I’m always a little dubious when I read statements like that on the front cover of a book but in this case I’m happy to say it lived up to the hype.
Chester’s Mill is, like so many of the settings for his books, a small town in Maine. One fine day, all out of the blue, Chester’s Mill is hit by a mysterious event: it is cut off from the rest of the world by the sudden appearance of an invisible dome, some kind of force field that can’t be broken, blown up or bombed.
I raised an eyebrow when I read this on the back cover of the book shouldn’t this come as a surprise to the reader?
But no, young Mr King gives us a heads up on that particular turn of events so that when the dome comes down and in the process causes a plane crash, chops off the hand of an unlucky gardener (see, I knew there was a reason I didn’t like weeding) and has an equally devastating effect on an equally unlucky woodchuck it doesn’t come as too much of a shock.
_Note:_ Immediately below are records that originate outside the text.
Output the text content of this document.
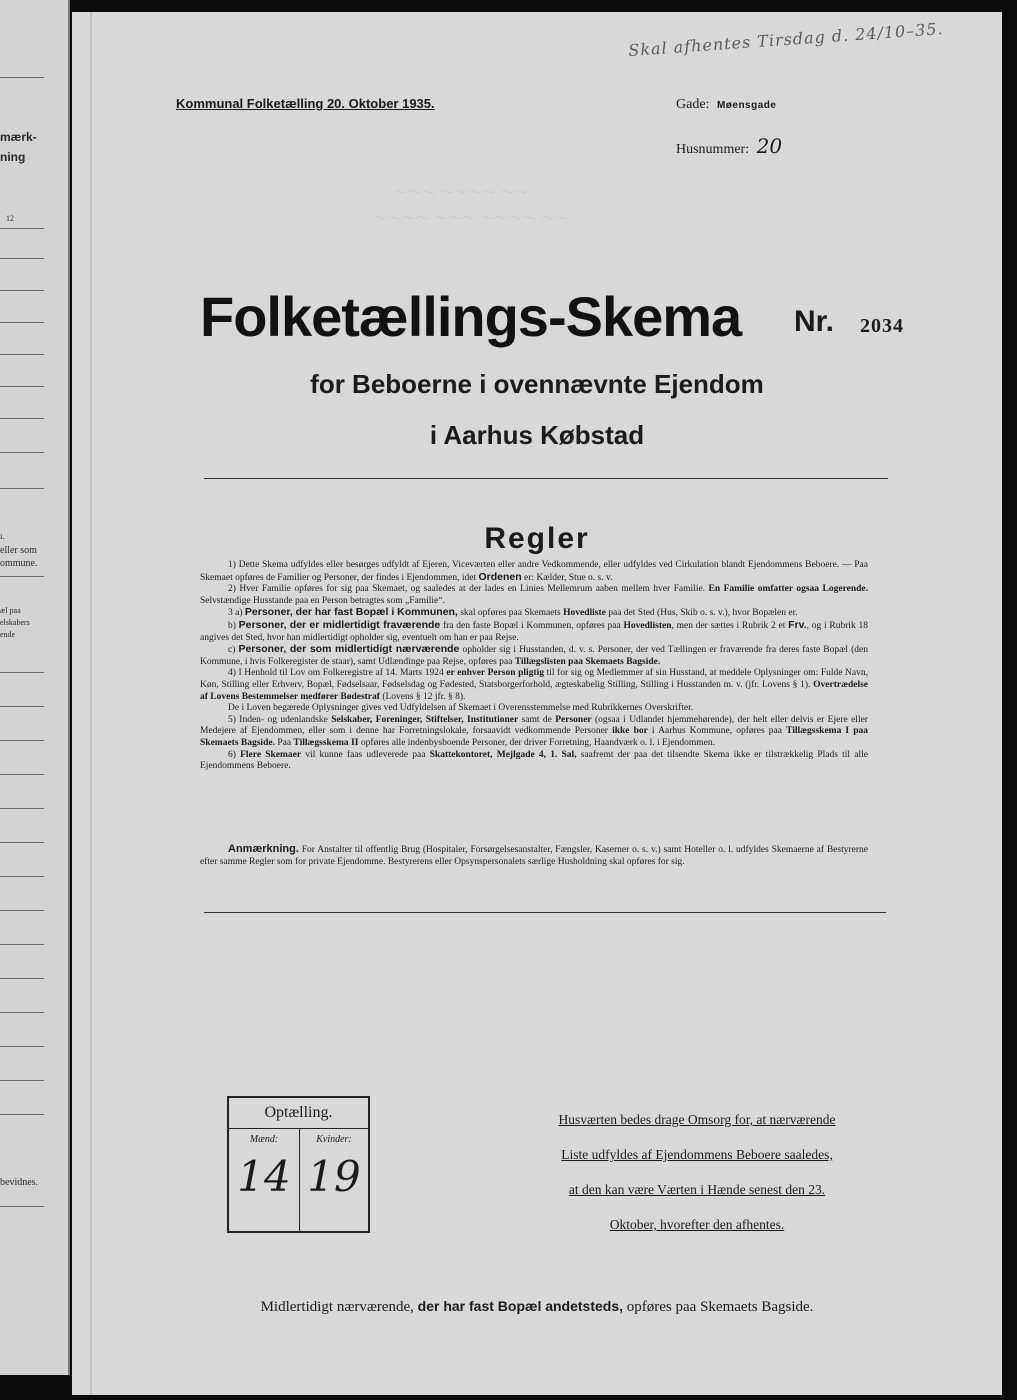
mærk-
ning
12
ı.
eller som
ommune.
æl paa
elskabers
ende
bevidnes.
～～～ ～～～～ ～～
～～～～ ～～～ ～～～～ ～～
Kommunal Folketælling 20. Oktober 1935.
Skal afhentes Tirsdag d. 24/10–35.
Gade: Møensgade
Husnummer: 20
Folketællings-Skema Nr. 2034
for Beboerne i ovennævnte Ejendom
i Aarhus Købstad
Regler

1) Dette Skema udfyldes eller besørges udfyldt af Ejeren, Viceværten eller andre Vedkommende, eller udfyldes ved Cirkulation blandt Ejendommens Beboere. — Paa Skemaet opføres de Familier og Personer, der findes i Ejendommen, idet Ordenen er: Kælder, Stue o. s. v.

2) Hver Familie opføres for sig paa Skemaet, og saaledes at der lades en Linies Mellemrum aaben mellem hver Familie. En Familie omfatter ogsaa Logerende. Selvstændige Husstande paa en Person betragtes som „Familie“.

3 a) Personer, der har fast Bopæl i Kommunen, skal opføres paa Skemaets Hovedliste paa det Sted (Hus, Skib o. s. v.), hvor Bopælen er.

b) Personer, der er midlertidigt fraværende fra den faste Bopæl i Kommunen, opføres paa Hovedlisten, men der sættes i Rubrik 2 et Frv., og i Rubrik 18 angives det Sted, hvor han midlertidigt opholder sig, eventuelt om han er paa Rejse.

c) Personer, der som midlertidigt nærværende opholder sig i Husstanden, d. v. s. Personer, der ved Tællingen er fraværende fra deres faste Bopæl (den Kommune, i hvis Folkeregister de staar), samt Udlændinge paa Rejse, opføres paa Tillægslisten paa Skemaets Bagside.

4) I Henhold til Lov om Folkeregistre af 14. Marts 1924 er enhver Person pligtig til for sig og Medlemmer af sin Husstand, at meddele Oplysninger om: Fulde Navn, Køn, Stilling eller Erhverv, Bopæl, Fødselsaar, Fødselsdag og Fødested, Statsborgerforhold, ægteskabelig Stilling, Stilling i Husstanden m. v. (jfr. Lovens § 1). Overtrædelse af Lovens Bestemmelser medfører Bødestraf (Lovens § 12 jfr. § 8).

De i Loven begærede Oplysninger gives ved Udfyldelsen af Skemaet i Overensstemmelse med Rubrikkernes Overskrifter.

5) Inden- og udenlandske Selskaber, Foreninger, Stiftelser, Institutioner samt de Personer (ogsaa i Udlandet hjemmehørende), der helt eller delvis er Ejere eller Medejere af Ejendommen, eller som i denne har Forretningslokale, forsaavidt vedkommende Personer ikke bor i Aarhus Kommune, opføres paa Tillægsskema I paa Skemaets Bagside. Paa Tillægsskema II opføres alle indenbysboende Personer, der driver Forretning, Haandværk o. l. i Ejendommen.

6) Flere Skemaer vil kunne faas udleverede paa Skattekontoret, Mejlgade 4, 1. Sal, saafremt der paa det tilsendte Skema ikke er tilstrækkelig Plads til alle Ejendommens Beboere.

Anmærkning. For Anstalter til offentlig Brug (Hospitaler, Forsørgelsesanstalter, Fængsler, Kaserner o. s. v.) samt Hoteller o. l. udfyldes Skemaerne af Bestyrerne efter samme Regler som for private Ejendomme. Bestyrerens eller Opsynspersonalets særlige Husholdning skal opføres for sig.

Optælling.
Mænd:	Kvinder:
14 19
Husværten bedes drage Omsorg for, at nærværende
Liste udfyldes af Ejendommens Beboere saaledes,
at den kan være Værten i Hænde senest den 23.
Oktober, hvorefter den afhentes.
Midlertidigt nærværende, der har fast Bopæl andetsteds, opføres paa Skemaets Bagside.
Throughout the first hours of the dome we meet some of the Chester’s Mill townsfolk who will feature prominently as the story unfolds, including reluctant resident Dale Barbara and the murderous Junior Rennie and his dad, Big Jim Rennie, used-car salesman and wannabe world leader extraordinaire.
Of course there are plenty of other characters, more than 100 of them in fact, and there’s also a handy little cheat sheet at the start of the book for the reader to refer back to if they get their characters a bit muddled up. There’s also a handy little map of the town, just so you can get your bearings.
Early on in the book we get the delightfully gruesome details we’ve come to love and expect: someone scalped by a broken windscreen, gaping holes left by richocheting bullets and decaying corpses.
As the story builds, so does the heat in the town, both via the climate and politically.
This is classic King, with the slow-burn build up to madness, mayhem and a good, old-fashioned battle between an imperfect good and evil.